I’m a parent of a teenager; need I say
more? As any parent of a teenager knows,
there will be days when that son or daughter that you’ve loved since day one,
will be a normal human being, a tough guy, a drama queen, a hot bed of hormones,
loving, defiant, and anything else you can think of. Some days all those things
happen at the same time.
For five
years after college, I worked on a locked adolescent treatment unit. I figured
after that experience I was ready to be a parent, and I even fooled myself into
thinking that I knew all about parenting a teenager. Yeah, probably not.
Even though
this book came a few years to late for me to do the pre-teen stuff, there’s a
lot of practical information in Mark Gregston’s “Tough Guys and Drama Queens:
How not to Get Blindsided by your Child’s Teen Years”, (Thomas Nelson,
2012).
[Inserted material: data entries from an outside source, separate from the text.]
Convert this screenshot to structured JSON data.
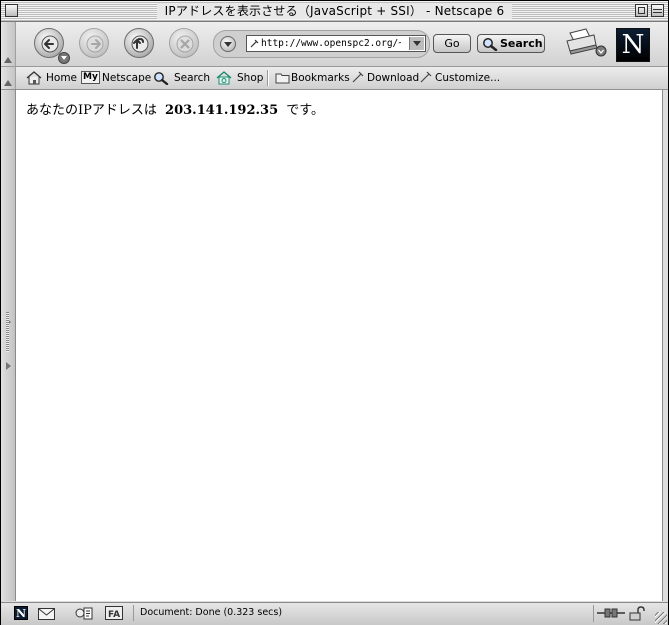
{
  "window": {
    "title": "IPアドレスを表示させる（JavaScript + SSI） - Netscape 6"
  },
  "navbar": {
    "url": "http://www.openspc2.org/~ope",
    "go_label": "Go",
    "search_label": "Search",
    "logo_letter": "N"
  },
  "personal_toolbar": {
    "home": "Home",
    "my_prefix": "My",
    "my_netscape": "Netscape",
    "search": "Search",
    "shop": "Shop",
    "bookmarks": "Bookmarks",
    "download": "Download",
    "customize": "Customize..."
  },
  "page": {
    "text_before": "あなたのIPアドレスは",
    "ip_address": "203.141.192.35",
    "text_after": "です。"
  },
  "statusbar": {
    "status_text": "Document: Done (0.323 secs)"
  }
}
He starts with a session on how
the culture has changed in the years since we lived our own teenage experience,
moves to some things that we really should be trying to avoid, and writes
several chapters on parenting techniques that work.
Reading
through the book gave me a sore neck: I kept nodding my head in agreement. I
wish it because Gregston was validating my parenting skills, but it was more
along the lines of YES, that makes sense! Why haven’t I been doing that?
There are
two main take-aways for me in this book. The first is that we’re not bad
parents, nor do we have bad kids; but sometimes we need to re-learn how to
communicate. And secondly, at each stage of their lives, we need to be training
our kids to grow into the next phase. The day will come when that mercurial
teenager is going to move on – as parents we want him or her to be ready for that
challenge. Gregston offers lots of insight based on his years working with
adolescents.
The
subtitle is a little deceiving: it doesn’t let the reader know that a lot of
the communication techniques that Gregston discusses can be used within the
parameters of any relationship, not just parent teen.
BookSneeze provided me with a copy of this book in exchange
for a review. I was not required to post a favorable review.